Blühende Nachhaltigkeit: HOFER veröffentlicht Einkaufspolitik für Blumen und Pflanzen

(Sattledt, 25. Oktober 2018; HOFER) Als erster österreichischer Lebensmittelhändler hat HOFER eine eigene Blumen- und Pflanzen-Einkaufspolitik veröffentlicht und setzt somit sein Nachhaltigkeitsengagement in dieser Produktgruppe fort. Ein Schwerpunkt liegt neben nachhaltigen Produktionsbedingungen und Transparenz auch beim Thema Bienenschutz, dem sich HOFER bereits seit mehreren Jahren intensiv widmet.

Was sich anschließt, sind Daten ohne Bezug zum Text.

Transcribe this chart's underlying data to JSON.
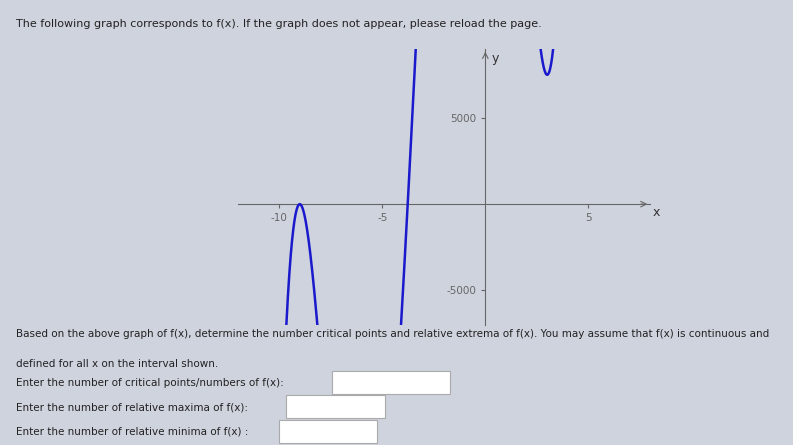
{
  "title_text": "The following graph corresponds to f(x). If the graph does not appear, please reload the page.",
  "bg_color": "#cfd3de",
  "curve_color": "#1a1acc",
  "axis_color": "#666666",
  "xlim": [
    -12,
    8
  ],
  "ylim": [
    -7000,
    9000
  ],
  "xlabel": "x",
  "ylabel": "y",
  "xtick_vals": [
    -10,
    -5,
    5
  ],
  "xtick_labels": [
    "-10",
    "-5",
    "5"
  ],
  "ytick_vals": [
    -5000,
    5000
  ],
  "ytick_labels": [
    "-5000",
    "5000"
  ],
  "text_line1": "Based on the above graph of f(x), determine the number critical points and relative extrema of f(x). You may assume that f(x) is continuous and",
  "text_line2": "defined for all x on the interval shown.",
  "input_labels": [
    "Enter the number of critical points/numbers of f(x):",
    "Enter the number of relative maxima of f(x): ",
    "Enter the number of relative minima of f(x) :"
  ],
  "title_fontsize": 8.0,
  "body_fontsize": 7.5,
  "input_fontsize": 7.5
}
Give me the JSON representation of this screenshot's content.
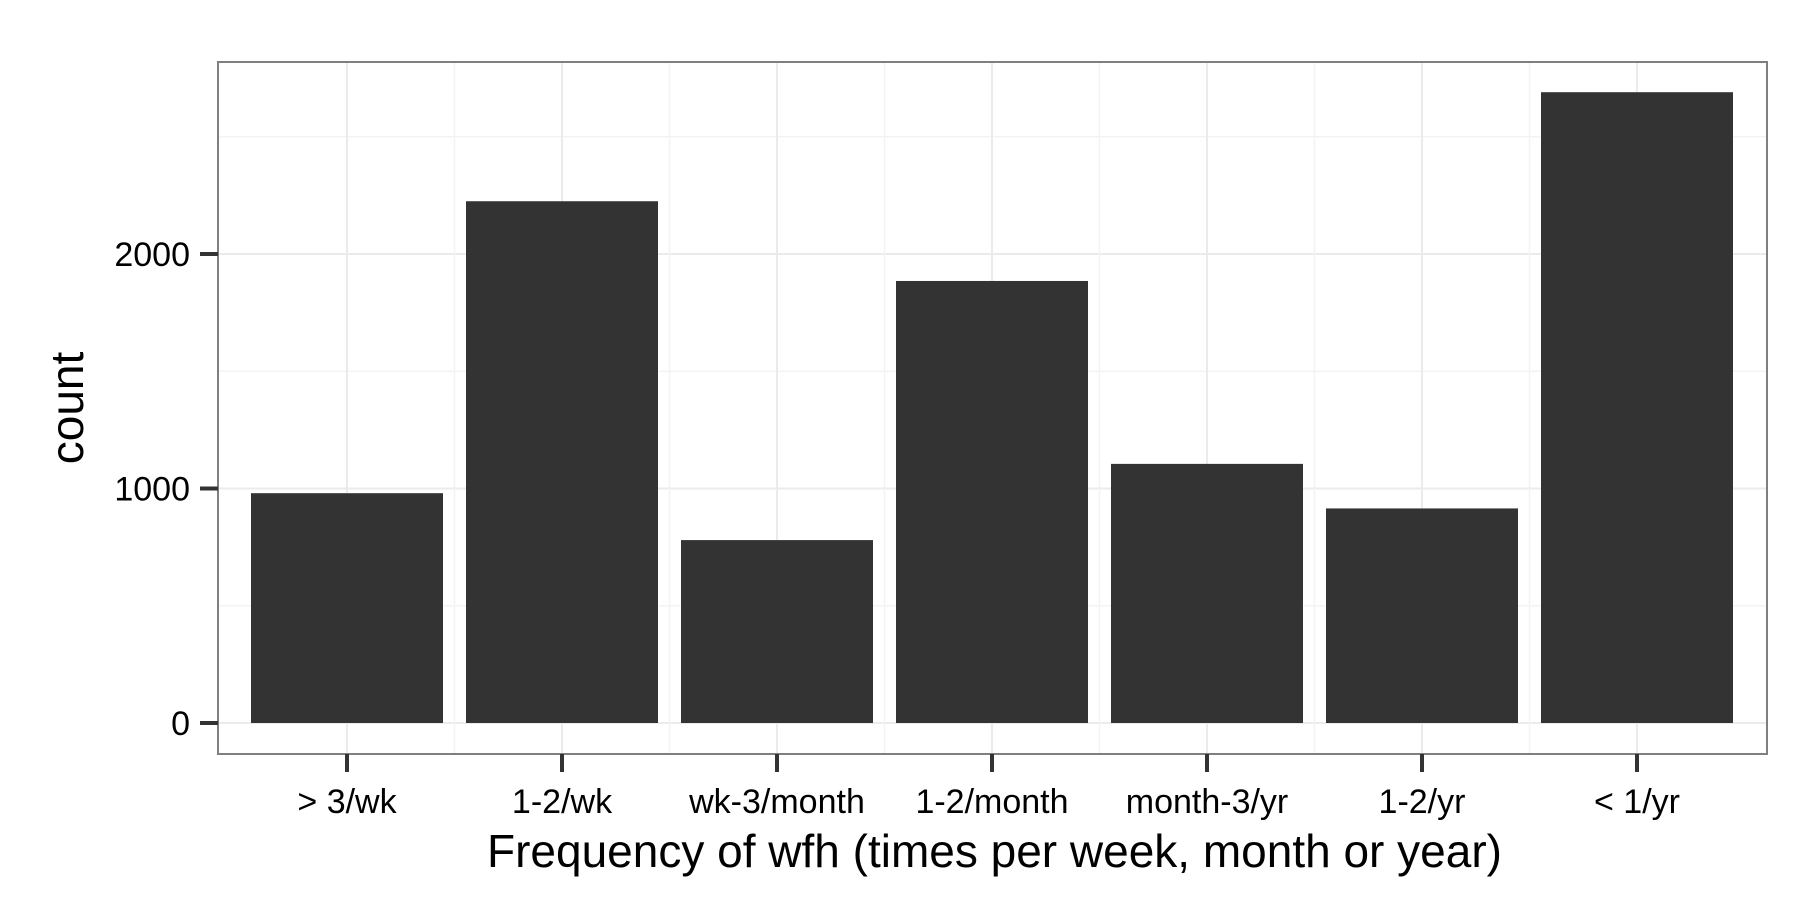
{
  "chart_data": {
    "type": "bar",
    "title": "",
    "xlabel": "Frequency of wfh (times per week, month or year)",
    "ylabel": "count",
    "categories": [
      ">  3/wk",
      "1-2/wk",
      "wk-3/month",
      "1-2/month",
      "month-3/yr",
      "1-2/yr",
      "< 1/yr"
    ],
    "values": [
      980,
      2225,
      780,
      1885,
      1105,
      915,
      2690
    ],
    "ylim": [
      0,
      2800
    ],
    "yticks": [
      0,
      1000,
      2000
    ],
    "ytick_labels": [
      "0",
      "1000",
      "2000"
    ],
    "ygrid_minor": [
      500,
      1500,
      2500
    ],
    "grid": true,
    "legend": "none",
    "colors": {
      "bar": "#333333",
      "background": "#ffffff",
      "grid": "#ebebeb",
      "panel_border": "#7f7f7f",
      "axis_tick": "#333333"
    }
  }
}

Eine nachhaltig gestaltete Beschaffung von Produkten in der globalen Lieferkette spielt eine wichtige Rolle für ein verantwortungsvolles Handeln gegenüber Kunden, Geschäftspartnern, der Natur und der Umwelt. Diesem Ziel hat sich HOFER mit der Nachhaltigkeitsinitiative „Projekt 2020“ klar verschrieben. Mit der Einkaufspolitik für Blumen und Pflanzen setzt der Lebensmittelhändler nun ein weiteres Zeichen.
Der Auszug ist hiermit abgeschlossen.